Ronald Bronstein bat des records que beaucoup de cinéphiles envient. Qui peut se targuer d’avoir vu plus de 600 films par an ? Lui. Et comment ? Grâce à son métier, projectionniste. Pendant cinq ans, ce tout jeune réalisateur, terré dans les salles de cinéma, regardait avec passion les films qui défilaient grâce à ses mains. Il n’avait pas le choix. Ce salaire lui permettait de financer son film. Exaspération, crispation, Frownland passe par toutes les formes de dégoûts, d’un New York de dépravés, dont on ne souhaite qu’une chose : s’en échapper.
Keith n’a pas vraiment tout pour plaire. Bien au contraire. Il passe ses journées à faire du porte à porte pour vendre des coupons de réduction à vocation caritative. Tête à claque, l’ingratitude de son visage n’aidant pas, il ne récolte rien, hormis de l’indifférence. Le soir, il regarde des films d’antan, où il se retrouve grignotant son pop-corn devant Frankenstein, un héros à son image, piaffant à chaque anecdote, dans une solitude qui lui va bien. Keith n’a pas de bol : ses amis sont dépressifs, aussi autistes que lui. L’une, Laura, jeune fille de haute famille, inconsolable, pleure sans cesse et espère retrouver le sourire dans les bras de son ami, mais c’est peine perdu : son humour de marionnettiste la convainc peu. Idem pour Sandy, cinéphile averti, pianiste déchu (et tant mieux…) mais barman réussi, les cafouillages de Keith ne l’émeut guère, au contraire, il passe son temps à les fuir. Et quand, une fois rentré chez lui notre héros cherche du réconfort. Impossible. Son colocataire, Charles, sorte de DJ raté, mixe derrière ses platines une musique insoutenable qui contribue à l’atmosphère épidermique du film. Keith aussi d’ailleurs. Avec son air paumé, sa timidité déprimante, il agace à force de bégayer et de buter à chaque mot, ses verbiages sont entretenus dans des monologues insoutenables, parfois grotesques, mais cette douce ironie du réalisateur prête à sourire. Comme l’exprime un des personnages : il faut avoir de la force pour attendre la fin de ses phrases. Par moments, il est drôle. Pas souvent, uniquement quand il cherche des subterfuges pour séduire ses pairs : forcément ridicule.
L’incommunicabilité est donc le maître mot de Ronald Bronstein. Elle se traduit de différentes manières, chacune visant à exclure l’autre, à l’enfermer, l’isoler pour qu’un jour, sa haine explose au visage du spectateur, pris dans un engrenage qu’il ne peut arrêter.
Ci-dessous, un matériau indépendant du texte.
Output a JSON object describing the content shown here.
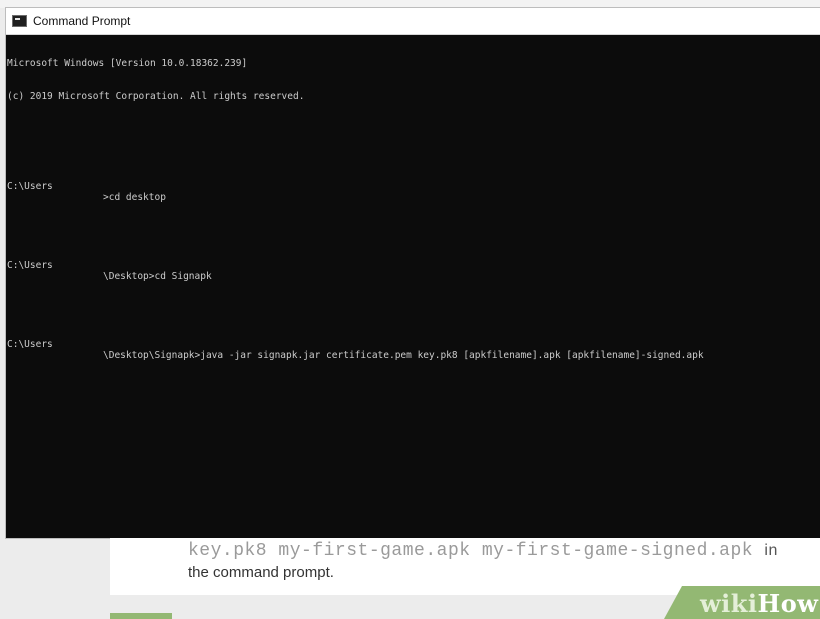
{
  "window": {
    "title": "Command Prompt",
    "icon": "cmd-icon"
  },
  "console": {
    "header_line1": "Microsoft Windows [Version 10.0.18362.239]",
    "header_line2": "(c) 2019 Microsoft Corporation. All rights reserved.",
    "prompts": [
      {
        "prefix": "C:\\Users",
        "suffix": ">cd desktop"
      },
      {
        "prefix": "C:\\Users",
        "suffix": "\\Desktop>cd Signapk"
      },
      {
        "prefix": "C:\\Users",
        "suffix": "\\Desktop\\Signapk>java -jar signapk.jar certificate.pem key.pk8 [apkfilename].apk [apkfilename]-signed.apk"
      }
    ],
    "text_color": "#cccccc",
    "background_color": "#0c0c0c"
  },
  "article": {
    "code_line": "key.pk8 my-first-game.apk my-first-game-signed.apk",
    "code_tail": "in",
    "body_line": "the command prompt."
  },
  "watermark": {
    "wiki": "wiki",
    "how": "How",
    "accent_color": "#93b873"
  }
}
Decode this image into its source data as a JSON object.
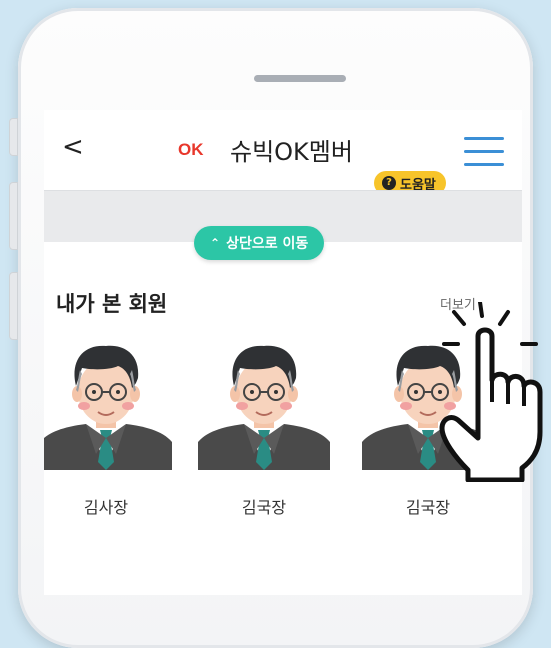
{
  "header": {
    "back_label": "<",
    "logo_text": "OK",
    "title": "슈빅OK멤버",
    "help_label": "도움말",
    "help_icon": "?"
  },
  "scroll_top_button": {
    "label": "상단으로 이동",
    "icon": "^"
  },
  "section": {
    "title_prefix": "내가 ",
    "title_highlight": "본 회원",
    "more_label": "더보기"
  },
  "members": [
    {
      "name": "김사장"
    },
    {
      "name": "김국장"
    },
    {
      "name": "김국장"
    }
  ],
  "colors": {
    "accent_teal": "#2cc6a6",
    "help_yellow": "#f7c42a",
    "logo_red": "#e8372b",
    "menu_blue": "#3b8fd6"
  }
}
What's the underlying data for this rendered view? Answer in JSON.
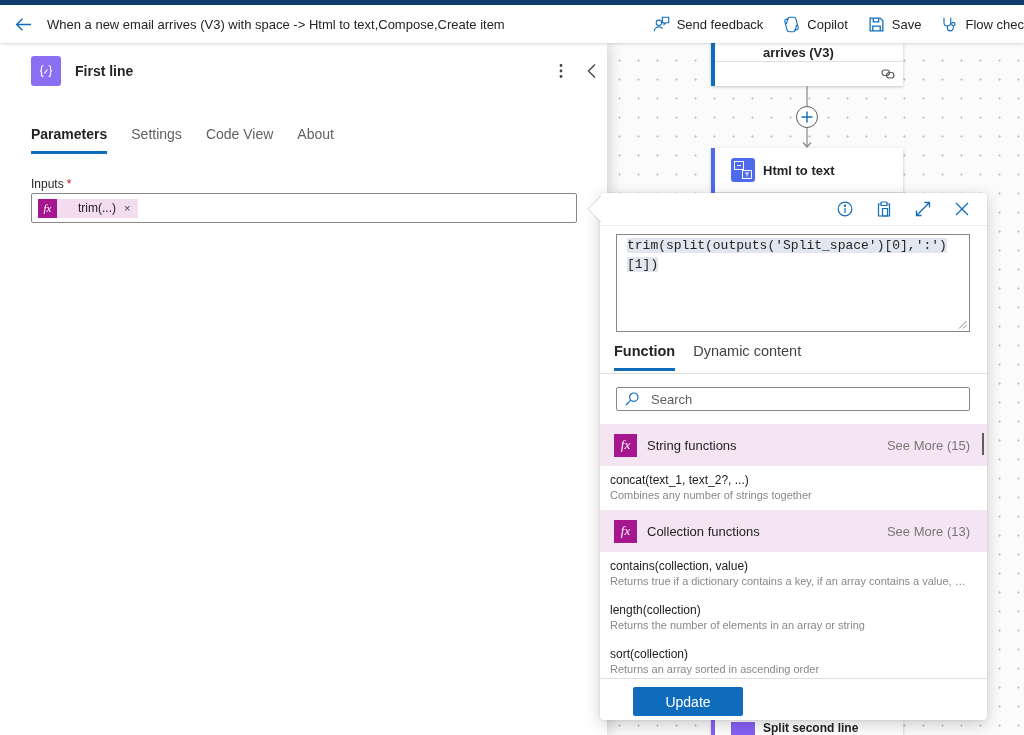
{
  "header": {
    "title": "When a new email arrives (V3) with space -> Html to text,Compose,Create item",
    "actions": [
      {
        "kind": "feedback",
        "label": "Send feedback"
      },
      {
        "kind": "copilot",
        "label": "Copilot"
      },
      {
        "kind": "save",
        "label": "Save"
      },
      {
        "kind": "checker",
        "label": "Flow chec"
      }
    ]
  },
  "panel": {
    "title": "First line",
    "tabs": [
      {
        "label": "Parameters",
        "selected": true
      },
      {
        "label": "Settings",
        "selected": false
      },
      {
        "label": "Code View",
        "selected": false
      },
      {
        "label": "About",
        "selected": false
      }
    ],
    "inputs": {
      "label": "Inputs",
      "required_mark": "*",
      "token": {
        "icon_text": "fx",
        "label": "trim(...)",
        "remove": "×"
      }
    }
  },
  "canvas": {
    "nodes": [
      {
        "kind": "trigger",
        "title": "arrives (V3)"
      },
      {
        "kind": "html_to_text",
        "title": "Html to text"
      },
      {
        "kind": "compose",
        "title": "Split second line"
      }
    ]
  },
  "expression_editor": {
    "expression": "trim(split(outputs('Split_space')[0],':')[1])",
    "tabs": [
      {
        "label": "Function",
        "selected": true
      },
      {
        "label": "Dynamic content",
        "selected": false
      }
    ],
    "search": {
      "placeholder": "Search"
    },
    "groups": [
      {
        "icon_text": "fx",
        "title": "String functions",
        "see_more": "See More (15)",
        "functions": [
          {
            "signature": "concat(text_1, text_2?, ...)",
            "description": "Combines any number of strings together"
          }
        ]
      },
      {
        "icon_text": "fx",
        "title": "Collection functions",
        "see_more": "See More (13)",
        "functions": [
          {
            "signature": "contains(collection, value)",
            "description": "Returns true if a dictionary contains a key, if an array contains a value, …"
          },
          {
            "signature": "length(collection)",
            "description": "Returns the number of elements in an array or string"
          },
          {
            "signature": "sort(collection)",
            "description": "Returns an array sorted in ascending order"
          }
        ]
      }
    ],
    "button": "Update"
  }
}
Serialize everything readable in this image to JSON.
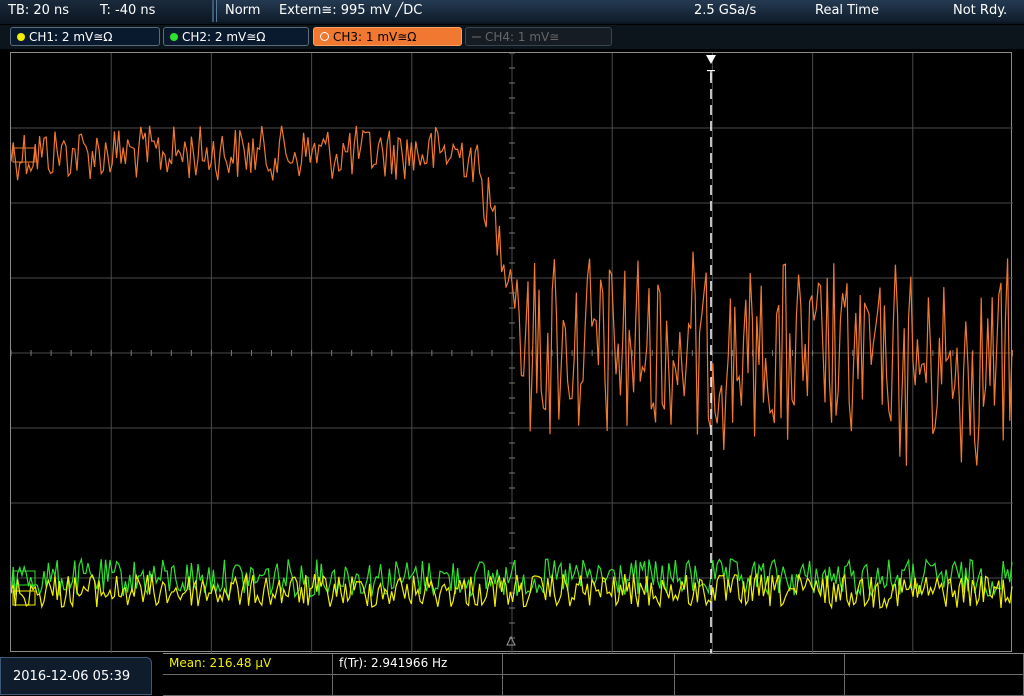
{
  "topbar": {
    "timebase": "TB: 20 ns",
    "trigger_offset": "T: -40 ns",
    "mode": "Norm",
    "trigger_source": "Extern≅: 995 mV ╱DC",
    "sample_rate": "2.5 GSa/s",
    "acq_mode": "Real Time",
    "status": "Not Rdy."
  },
  "channels": [
    {
      "label": "CH1: 2 mV≅Ω",
      "color": "#f0f000"
    },
    {
      "label": "CH2: 2 mV≅Ω",
      "color": "#30e030"
    },
    {
      "label": "CH3: 1 mV≅Ω",
      "color": "#f07830"
    },
    {
      "label": "CH4: 1 mV≅",
      "color": "#555555"
    }
  ],
  "trigger_marker": "T",
  "datetime": "2016-12-06 05:39",
  "measurements": {
    "mean": "Mean: 216.48 µV",
    "frequency": "f(Tr): 2.941966 Hz"
  },
  "colors": {
    "ch1": "#f0f000",
    "ch2": "#30e030",
    "ch3": "#f07830",
    "grid": "#4a4a4a"
  }
}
Jamais deux personnes ne se parleront dans le même plan, ils dialoguent en champ-contrechamp, sans se croiser. La caméra tente de suivre Keith en plan fixe, sauf qu’il ne sait pas rester immobile et se balance comme on berce un enfant. Avec tous ses troubles obsessionnels qui l’obligent à martyriser son visage de ses manies et tics étranges, son psychiatre désespère et ne devient qu’un interlocuteur hors-champ, qui l’écoute (le seul), en vain. Pour accentuer la bizarrerie des personnages, Ronald Bronstein s’attarde sur leur visage, ces petits détails qui répugnent. Si près parfois, que l’image se trouble, comme leur personnalité. Surtout celle de notre névrosé. La caméra centre son attention sur lui puis va et vient dans ce monde de renfrognés, qui préfère aux silences religieux des hurlements à la Cassavetes. L’image brute, pareille aux films du Dogma 95, colle au jeu des acteurs, à l’ambiance écrasante, rythmée par un crescendo au final à couper le souffle, qui terrorisent autant que le commandeur dans le Don Giovanni de Mozart : une terrible descente aux enfers aux relents expressionnistes. Les images oppressent, terrifient, se teintent d’un rouge paradjanovien, donnant un ton à cette folie dionysiaque où les détails sadiens abondent et dégoutent. Frownland joue avec les frontières du réel, celle entre l’acceptable et l’insupportable. Pas de coup de foudre. Non. Mieux. Frownland ne cherche pas à impressionner, il montre l’être humain à l’état brut. Sans polissage. Sans fioriture. Il se déguste comme du chocolat amer dont l’âcreté s’adoucit. Pour apprendre à l’aimer donc, il va falloir du temps. Encore faut-il s’en donner les moyens.